Over in Williamstown, New Brunswick, in the 1870s, a blue-eyed woman with her hair pulled back walked back and forth so many times from the wood stove to her family’s table that over time she wore a path in the soft, wooden floor. She was cooking pancakes for up to seven sons, one daughter, and her husband—if no guests were served. Buckwheat pancakes with molasses.
Hannah’s sixth son, Joseph Allison Emery, said he grew up on those pancakes as part of a poor farming family who could not afford to eat much meat.
They did, however, have plenty of the three-sided grain call buckwheat. And so did their neighbors in New Brunswick, and so did other pioneering families across the border in Maine.
In the border town of Fort Fairfield, for example, Sam Everett, an English farmer known for his large build and great strength, reportedly ate buckwheat pancakes with eggs or pork every morning for breakfast. He lived into his mid-80s as did his wife, Eunice. Was a moderate diet of buckwheat part of their longevity?
As an adult, Joseph Emery worked for a time on logging drives on the St. John River, a precarious task of hopping from one floating log to another. He then went out to Colorado to visit his brother and help in the mines. He eventually settled in northern Maine, married, raised nine children, and lived into his 90s. He would tell his grandchildren about his childhood days of eating buckwheat pancakes.
From the same plant family as rhubarb, buckwheat can be planted in late spring and harvested before the first frost as the plants mature in 8 to 10 weeks. In poor soil conditions, the grain produces a higher yield than any other grain crop in a cool, moist climate. It can even thrive amongst tree stumps from newly cleared land.
As little as two acres would feed a farming family of four for a year and not even mice could chew through the dark brown shells. Local grist mills ground the seeds into a flour that had more protein and higher amounts of nutrients than the slower growing wheat.
The buckwheat seed hulls were saved from the mills and used for insulating walls in settler homes. The hulls may also have been used to stuff pillows…a practice in some parts of the world to this day.

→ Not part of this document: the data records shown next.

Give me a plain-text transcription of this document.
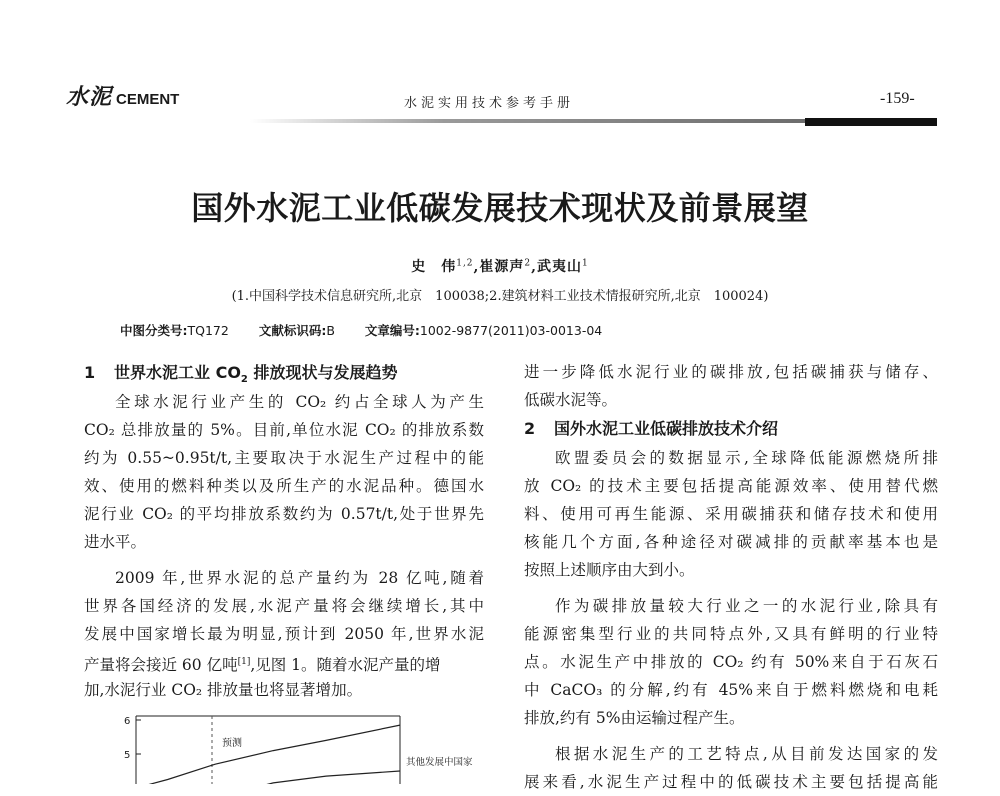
水泥 CEMENT	水泥实用技术参考手册	-159-
国外水泥工业低碳发展技术现状及前景展望
史　伟$^{1,2}$,崔源声$^2$,武夷山$^1$
(1.中国科学技术信息研究所,北京　100038;2.建筑材料工业技术情报研究所,北京　100024)
中图分类号:TQ172 文献标识码:B 文章编号:1002-9877(2011)03-0013-04
1 世界水泥工业 $CO_2$ 排放现状与发展趋势
全球水泥行业产生的 CO₂ 约占全球人为产生
CO₂ 总排放量的 5%。目前,单位水泥 CO₂ 的排放系数
约为 0.55~0.95t/t,主要取决于水泥生产过程中的能
效、使用的燃料种类以及所生产的水泥品种。德国水
泥行业 CO₂ 的平均排放系数约为 0.57t/t,处于世界先
进水平。
2009 年,世界水泥的总产量约为 28 亿吨,随着
世界各国经济的发展,水泥产量将会继续增长,其中
发展中国家增长最为明显,预计到 2050 年,世界水泥
产量将会接近 60 亿吨[1],见图 1。随着水泥产量的增
加,水泥行业 CO₂ 排放量也将显著增加。
进一步降低水泥行业的碳排放,包括碳捕获与储存、
低碳水泥等。
2 国外水泥工业低碳排放技术介绍
欧盟委员会的数据显示,全球降低能源燃烧所排
放 CO₂ 的技术主要包括提高能源效率、使用替代燃
料、使用可再生能源、采用碳捕获和储存技术和使用
核能几个方面,各种途径对碳减排的贡献率基本也是
按照上述顺序由大到小。
作为碳排放量较大行业之一的水泥行业,除具有
能源密集型行业的共同特点外,又具有鲜明的行业特
点。水泥生产中排放的 CO₂ 约有 50%来自于石灰石
中 CaCO₃ 的分解,约有 45%来自于燃料燃烧和电耗
排放,约有 5%由运输过程产生。
根据水泥生产的工艺特点,从目前发达国家的发
展来看,水泥生产过程中的低碳技术主要包括提高能
6
5
预测
其他发展中国家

Many northern farms, settled in the mid to late 1800s, grew more buckwheat on newly turned soil than wheat, oats, or rye. Buckwheat was more dependable for food in uncertain times when store goods were expensive or sparse and growing seasons unpredictable.
In the more northern St. John Valley where Acadians settled decades earlier, Tartary Buckwheat was grown and ground into a light colored flour (with a bitter taste) to make the famous Acadian ployes, eaten as a thin crepe or bread.
The species grown south of the St. John Valley was generally the Common Buckwheat which made a heavier, blue-gray flour with a sweeter taste.
After the local grist mills ceased operation in the 20th Century, the common buckwheat was seldom ground for flour but was still used as a green rotation crop for potatoes. But the memories of its taste and filling features remained in the minds of my parents, Fred and Iris Russell.
One day in 1969 Fred met a salesman who sold him a counter top grist mill from Salt Lake City. Dad grew both wheat and buckwheat that year, harvested the grains, and then had enough of both to grind for wheat breads and buckwheat pancakes all the next year.
About once a month my task was to sort through a bucketful of buckwheat seeds to pick out any stray, small stones. Then Dad set up the mill in the kitchen and ground up coarse wheat for cooked cereal, fine wheat flour for Mom’s baking, and the buckwheat for pancakes. I’d sift the broken hulls out of the flour and then we’d have a meal that next morning of blueberry buckwheat pancakes with New England’s dark, maple syrup.
Years later, I inherited the old mill from my father and found local sources of buckwheat grain to grind. My family did not eat the pancakes nearly as often as Joseph Emery did, but we ate them fairly often, with both our children sifting the flour and mixing the batter.